The practical durability of this arrangement is still unknown. The market for GLP-1 is expanding quickly; ten days after the settlement was announced, the FDA approved a higher-dose version of Wegovy, which demonstrated a mean weight loss of about twenty percent in trial data. Additionally, Novo intends to drastically reduce prices for its U.S. market beginning in 2027, which alters the competitive calculations once more. Eli Lilly has also continued to move. Hims is returning to a different landscape than the one it left behind.

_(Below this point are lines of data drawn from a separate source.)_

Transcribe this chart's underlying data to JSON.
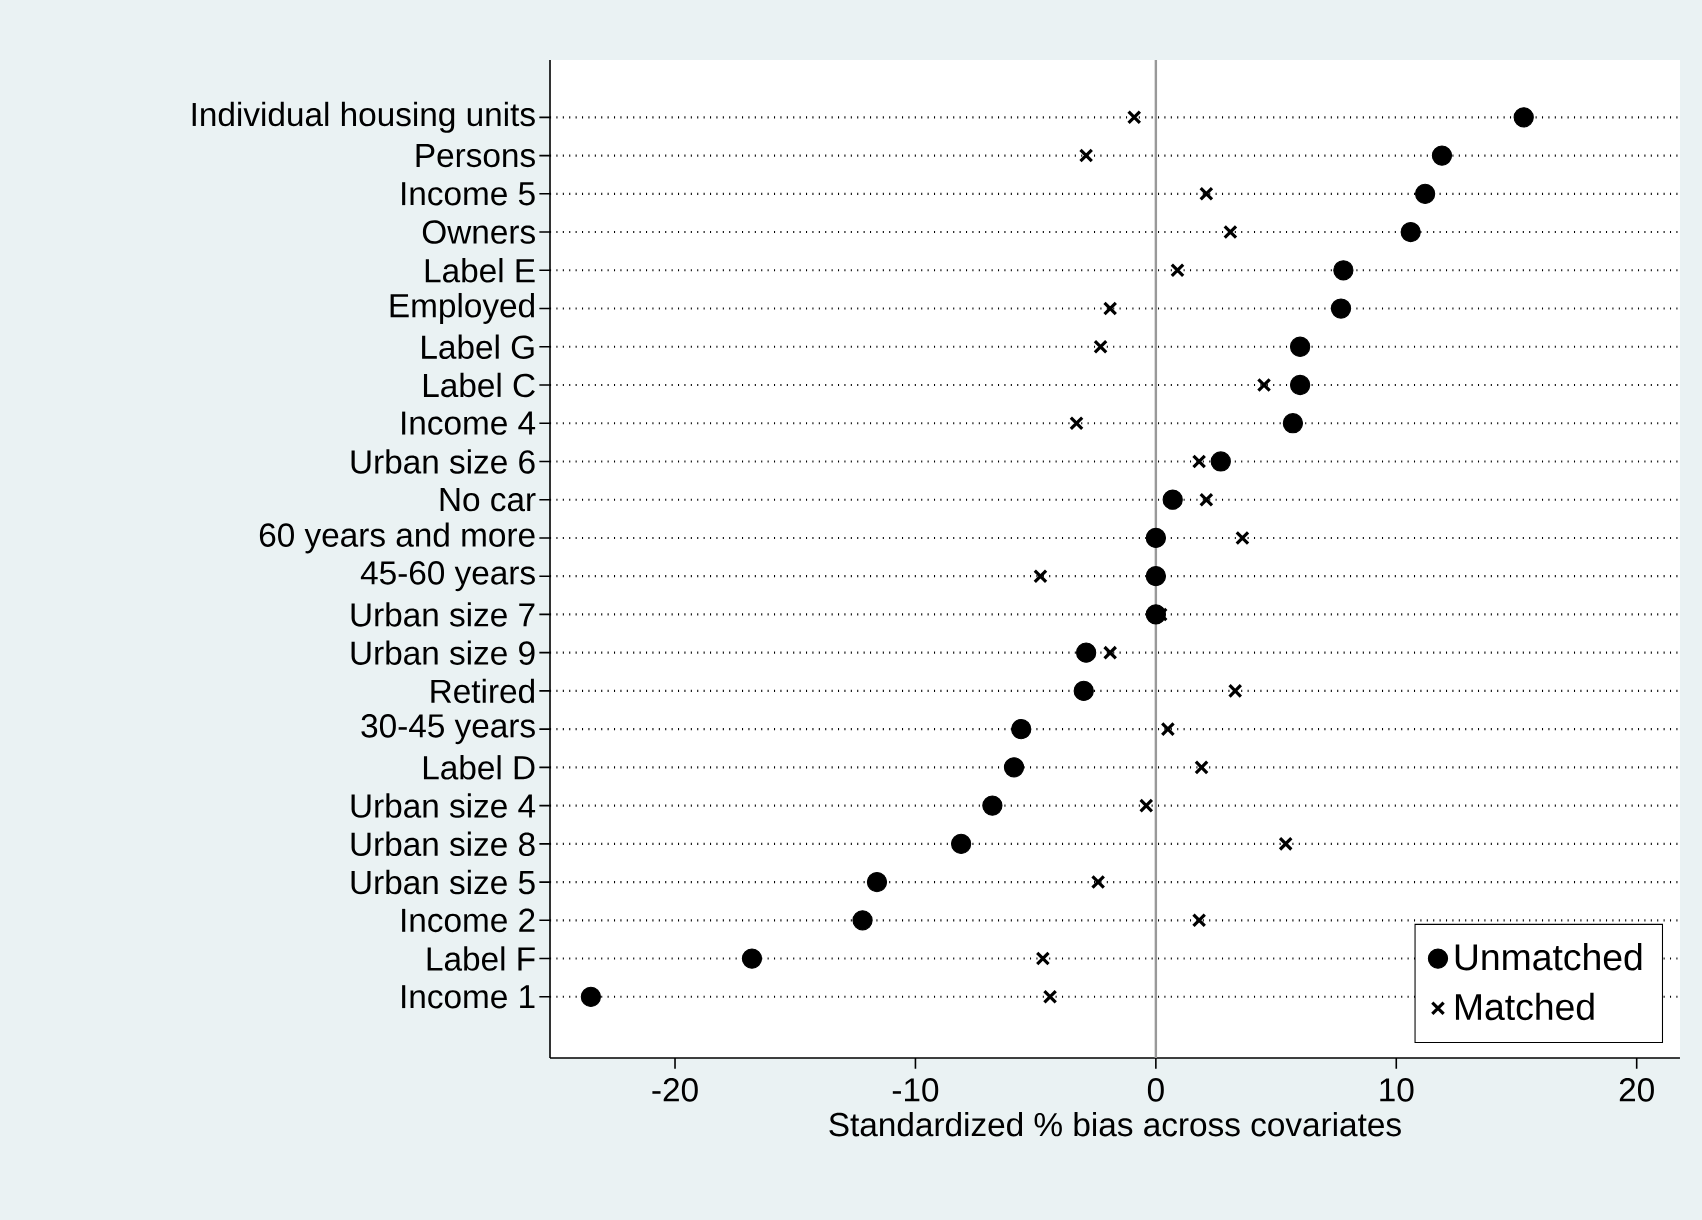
{
  "chart_data": {
    "type": "scatter",
    "orientation": "horizontal",
    "xlabel": "Standardized % bias across covariates",
    "categories": [
      "Individual housing units",
      "Persons",
      "Income 5",
      "Owners",
      "Label E",
      "Employed",
      "Label G",
      "Label C",
      "Income 4",
      "Urban size 6",
      "No car",
      "60 years and more",
      "45-60 years",
      "Urban size 7",
      "Urban size 9",
      "Retired",
      "30-45 years",
      "Label D",
      "Urban size 4",
      "Urban size 8",
      "Urban size 5",
      "Income 2",
      "Label F",
      "Income 1"
    ],
    "series": [
      {
        "name": "Unmatched",
        "color": "#000000",
        "marker": "circle",
        "values": [
          15.3,
          11.9,
          11.2,
          10.6,
          7.8,
          7.7,
          6.0,
          6.0,
          5.7,
          2.7,
          0.7,
          0.0,
          0.0,
          0.0,
          -2.9,
          -3.0,
          -5.6,
          -5.9,
          -6.8,
          -8.1,
          -11.6,
          -12.2,
          -16.8,
          -23.5
        ]
      },
      {
        "name": "Matched",
        "color": "#000000",
        "marker": "cross",
        "values": [
          -0.9,
          -2.9,
          2.1,
          3.1,
          0.9,
          -1.9,
          -2.3,
          4.5,
          -3.3,
          1.8,
          2.1,
          3.6,
          -4.8,
          0.2,
          -1.9,
          3.3,
          0.5,
          1.9,
          -0.4,
          5.4,
          -2.4,
          1.8,
          -4.7,
          -4.4
        ]
      }
    ],
    "xlim": [
      -25.2,
      21.8
    ],
    "xticks": [
      -20,
      -10,
      0,
      10,
      20
    ],
    "grid": "y",
    "legend": "bottom right",
    "ref_lines": [
      {
        "axis": "x",
        "value": 0,
        "color": "#999999"
      }
    ]
  }
}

A company that was sued into submission by its future partner and recovered forty percent of its market value in a single morning on news that could have just as easily been filed in court two months earlier is a truly bizarre story. It’s possible that both businesses would have benefited from fighting this out first and setting limits before engaging in a relationship that calls for genuine trust.
Alternatively, the lawsuit might have always been a negotiation ploy disguised in legalese, more theater than substance. In any case, on a Monday morning in March, the trade floor received its response, and the figure was 40% higher.